Cancelación y reacción del ayuntamiento
El ayuntamiento retiró la convocatoria, aunque no emitió una postura inmediata sobre las acusaciones de plagio ni sobre la pertinencia del taller. Organizaciones de derechos humanos aprovecharon la coyuntura para insistir en que las políticas públicas deben centrarse en la prevención de la violencia, y no en trasladar la carga del riesgo a las víctimas.

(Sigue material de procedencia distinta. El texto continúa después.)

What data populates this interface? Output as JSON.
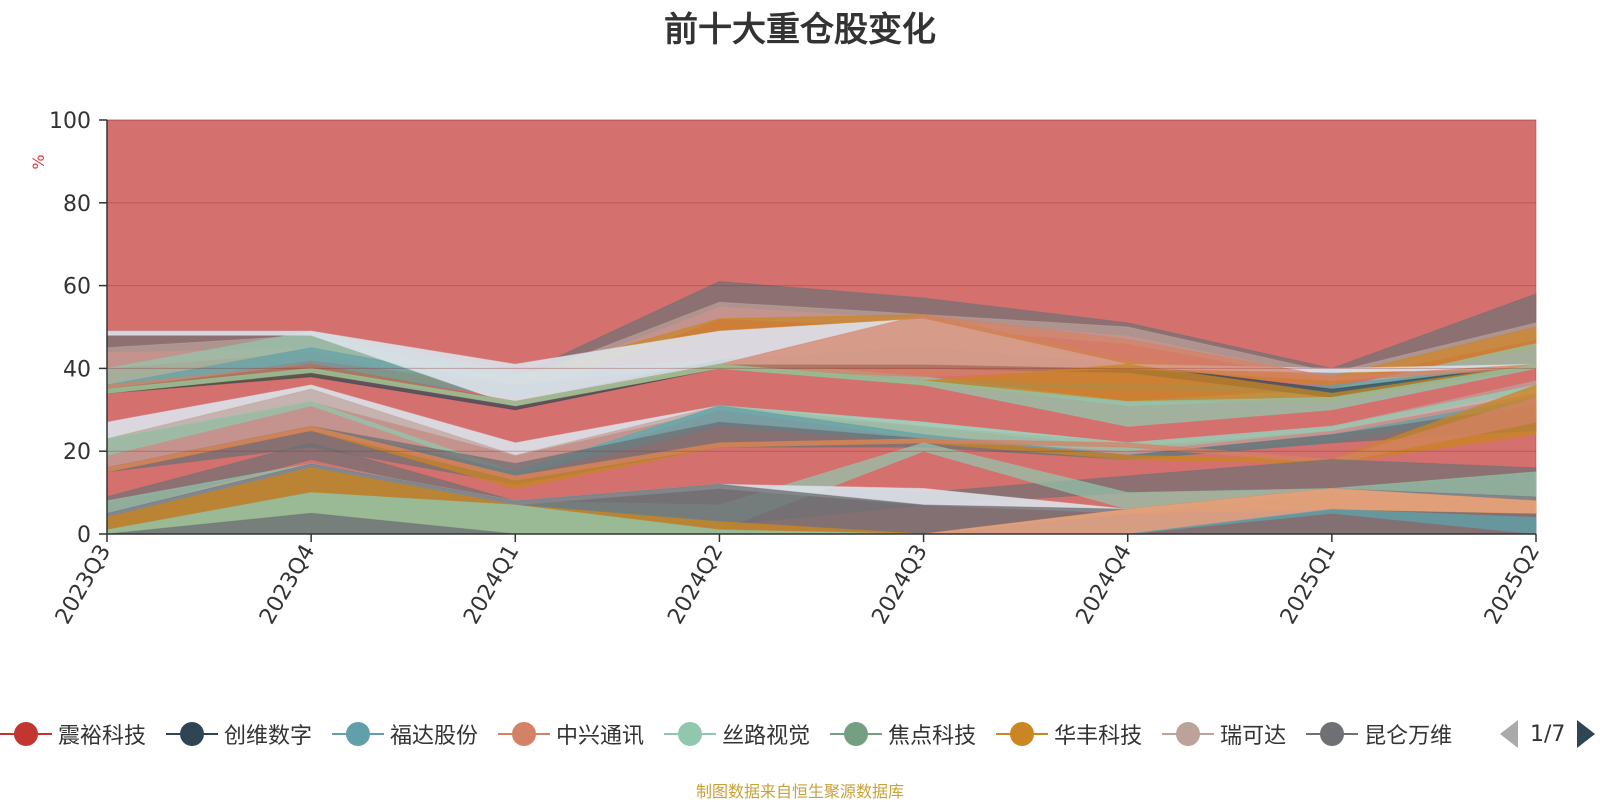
{
  "title": "前十大重仓股变化",
  "source": "制图数据来自恒生聚源数据库",
  "pager": {
    "text": "1/7"
  },
  "chart_data": {
    "type": "area",
    "stacked": false,
    "ylabel": "%",
    "ylim": [
      0,
      100
    ],
    "yticks": [
      "0",
      "20",
      "40",
      "60",
      "80",
      "100"
    ],
    "categories": [
      "2023Q3",
      "2023Q4",
      "2024Q1",
      "2024Q2",
      "2024Q3",
      "2024Q4",
      "2025Q1",
      "2025Q2"
    ],
    "grid": true,
    "legend_position": "bottom",
    "legend": [
      "震裕科技",
      "创维数字",
      "福达股份",
      "中兴通讯",
      "丝路视觉",
      "焦点科技",
      "华丰科技",
      "瑞可达",
      "昆仑万维"
    ],
    "legend_colors": [
      "#c23531",
      "#2f4554",
      "#61a0a8",
      "#d48265",
      "#91c7ae",
      "#749f83",
      "#ca8622",
      "#bda29a",
      "#6e7074"
    ],
    "layers": [
      {
        "color": "#c23531",
        "opacity": 0.7,
        "upper": [
          100,
          100,
          100,
          100,
          100,
          100,
          100,
          100
        ],
        "lower": [
          0,
          0,
          0,
          0,
          0,
          0,
          0,
          0
        ]
      },
      {
        "color": "#6e7074",
        "opacity": 0.7,
        "upper": [
          49,
          49,
          38,
          61,
          57,
          51,
          40,
          58
        ],
        "lower": [
          44,
          45,
          36,
          55,
          52,
          48,
          38,
          50
        ]
      },
      {
        "color": "#bda29a",
        "opacity": 0.7,
        "upper": [
          45,
          48,
          37,
          56,
          53,
          50,
          39,
          51
        ],
        "lower": [
          40,
          44,
          33,
          52,
          50,
          46,
          37,
          47
        ]
      },
      {
        "color": "#ca8622",
        "opacity": 0.7,
        "upper": [
          36,
          40,
          38,
          52,
          53,
          42,
          38,
          50
        ],
        "lower": [
          34,
          38,
          35,
          49,
          51,
          40,
          36,
          45
        ]
      },
      {
        "color": "#91c7ae",
        "opacity": 0.7,
        "upper": [
          40,
          49,
          39,
          42,
          38,
          32,
          35,
          46
        ],
        "lower": [
          35,
          42,
          36,
          41,
          37,
          31,
          33,
          40
        ]
      },
      {
        "color": "#61a0a8",
        "opacity": 0.7,
        "upper": [
          36,
          45,
          36,
          41,
          37,
          36,
          36,
          41
        ],
        "lower": [
          34,
          40,
          33,
          40,
          36,
          35,
          34,
          40
        ]
      },
      {
        "color": "#2f4554",
        "opacity": 0.7,
        "upper": [
          35,
          41,
          32,
          42,
          45,
          41,
          35,
          41
        ],
        "lower": [
          34,
          38,
          30,
          40,
          40,
          39,
          33,
          40
        ]
      },
      {
        "color": "#dbe2ea",
        "opacity": 0.9,
        "upper": [
          49,
          49,
          41,
          49,
          52,
          41,
          40,
          41
        ],
        "lower": [
          48,
          48,
          31,
          41,
          41,
          40,
          39,
          40
        ]
      },
      {
        "color": "#d48265",
        "opacity": 0.7,
        "upper": [
          36,
          41,
          32,
          41,
          53,
          47,
          38,
          41
        ],
        "lower": [
          35,
          40,
          31,
          40,
          38,
          40,
          37,
          40
        ]
      },
      {
        "color": "#ca8622",
        "opacity": 0.75,
        "upper": [
          35,
          40,
          32,
          41,
          37,
          41,
          34,
          41
        ],
        "lower": [
          34,
          39,
          31,
          40,
          36,
          32,
          32,
          40
        ]
      },
      {
        "color": "#91c7ae",
        "opacity": 0.75,
        "upper": [
          35,
          40,
          32,
          41,
          37,
          32,
          33,
          41
        ],
        "lower": [
          34,
          39,
          31,
          40,
          36,
          26,
          30,
          40
        ]
      },
      {
        "color": "#dbe2ea",
        "opacity": 0.9,
        "upper": [
          27,
          36,
          22,
          31,
          27,
          22,
          26,
          36
        ],
        "lower": [
          23,
          32,
          19,
          30,
          26,
          21,
          25,
          34
        ]
      },
      {
        "color": "#bda29a",
        "opacity": 0.7,
        "upper": [
          23,
          35,
          19,
          31,
          26,
          22,
          26,
          37
        ],
        "lower": [
          16,
          26,
          14,
          27,
          23,
          19,
          23,
          33
        ]
      },
      {
        "color": "#91c7ae",
        "opacity": 0.75,
        "upper": [
          23,
          32,
          15,
          31,
          27,
          22,
          26,
          36
        ],
        "lower": [
          19,
          31,
          14,
          30,
          23,
          20,
          25,
          35
        ]
      },
      {
        "color": "#61a0a8",
        "opacity": 0.75,
        "upper": [
          16,
          26,
          15,
          31,
          24,
          19,
          24,
          33
        ],
        "lower": [
          15,
          25,
          14,
          26,
          22,
          18,
          22,
          31
        ]
      },
      {
        "color": "#6e7074",
        "opacity": 0.75,
        "upper": [
          16,
          26,
          17,
          27,
          23,
          19,
          24,
          31
        ],
        "lower": [
          15,
          21,
          12,
          21,
          21,
          18,
          22,
          25
        ]
      },
      {
        "color": "#ca8622",
        "opacity": 0.75,
        "upper": [
          16,
          26,
          14,
          22,
          23,
          19,
          18,
          36
        ],
        "lower": [
          15,
          25,
          11,
          21,
          22,
          18,
          17,
          24
        ]
      },
      {
        "color": "#d48265",
        "opacity": 0.75,
        "upper": [
          16,
          26,
          14,
          22,
          23,
          22,
          18,
          33
        ],
        "lower": [
          15,
          25,
          13,
          21,
          22,
          21,
          17,
          27
        ]
      },
      {
        "color": "#6e7074",
        "opacity": 0.7,
        "upper": [
          9,
          22,
          8,
          12,
          10,
          14,
          18,
          16
        ],
        "lower": [
          5,
          18,
          7,
          2,
          7,
          10,
          11,
          9
        ]
      },
      {
        "color": "#91c7ae",
        "opacity": 0.7,
        "upper": [
          8,
          17,
          8,
          7,
          22,
          10,
          11,
          15
        ],
        "lower": [
          1,
          10,
          7,
          1,
          20,
          6,
          10,
          9
        ]
      },
      {
        "color": "#dbe2ea",
        "opacity": 0.9,
        "upper": [
          5,
          17,
          8,
          12,
          11,
          6,
          11,
          9
        ],
        "lower": [
          4,
          16,
          7,
          11,
          7,
          5,
          10,
          8
        ]
      },
      {
        "color": "#6e7074",
        "opacity": 0.8,
        "upper": [
          5,
          17,
          8,
          12,
          7,
          6,
          11,
          9
        ],
        "lower": [
          0,
          0,
          0,
          0,
          0,
          0,
          0,
          0
        ]
      },
      {
        "color": "#ca8622",
        "opacity": 0.8,
        "upper": [
          4,
          16,
          7,
          3,
          0,
          6,
          11,
          8
        ],
        "lower": [
          0,
          0,
          0,
          0,
          0,
          5,
          6,
          5
        ]
      },
      {
        "color": "#91c7ae",
        "opacity": 0.8,
        "upper": [
          1,
          10,
          7,
          1,
          0,
          0,
          0,
          0
        ],
        "lower": [
          0,
          0,
          0,
          0,
          0,
          0,
          0,
          0
        ]
      },
      {
        "color": "#6e7074",
        "opacity": 0.8,
        "upper": [
          0,
          5,
          0,
          0,
          0,
          0,
          0,
          0
        ],
        "lower": [
          0,
          0,
          0,
          0,
          0,
          0,
          0,
          0
        ]
      },
      {
        "color": "#e6a586",
        "opacity": 0.85,
        "upper": [
          0,
          0,
          0,
          0,
          0,
          6,
          11,
          8
        ],
        "lower": [
          0,
          0,
          0,
          0,
          0,
          0,
          6,
          5
        ]
      },
      {
        "color": "#61a0a8",
        "opacity": 0.8,
        "upper": [
          0,
          0,
          0,
          0,
          0,
          0,
          6,
          4
        ],
        "lower": [
          0,
          0,
          0,
          0,
          0,
          0,
          5,
          0
        ]
      }
    ]
  }
}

¿Qué lleva un kit forense?
El “kit forense ciudadano” busca que la persona o su familia resguarde información clave que facilite su identificación si llegara a desaparecer. Generalmente incluye:
- Cabello con raíz y uñas cortadas
- Muestras de saliva
- Fotografías recientes
- Copias de documentos oficiales
- Huellas dactilares
- Señas particulares como tatuajes o cicatrices
En ámbitos profesionales también existen kits especializados, como kits de criminalística de campo, kits forenses médicos y kits digitales, utilizados por peritos para la recolección de evidencia y análisis en investigaciones legales.
Un llamado a la prevención real
Especialistas advierten que, aunque herramientas como el kit puedan ser útiles en contextos de búsqueda, su implementación sin acompañamiento institucional adecuado puede enviar un mensaje contradictorio: transferir la responsabilidad de la seguridad a la víctima.
“El desafío consiste en combinar herramientas de apoyo con políticas que ataquen las causas de la violencia”, señalan expertos en derechos humanos.
La controversia en Tehuantepec deja preguntas abiertas sobre cómo abordar temas sensibles en espacios públicos. Más allá del taller cancelado, el episodio refleja la urgencia de estrategias integrales que garanticen seguridad y justicia, en un estado donde la violencia contra las mujeres y las desapariciones alcanzan cifras preocupantes.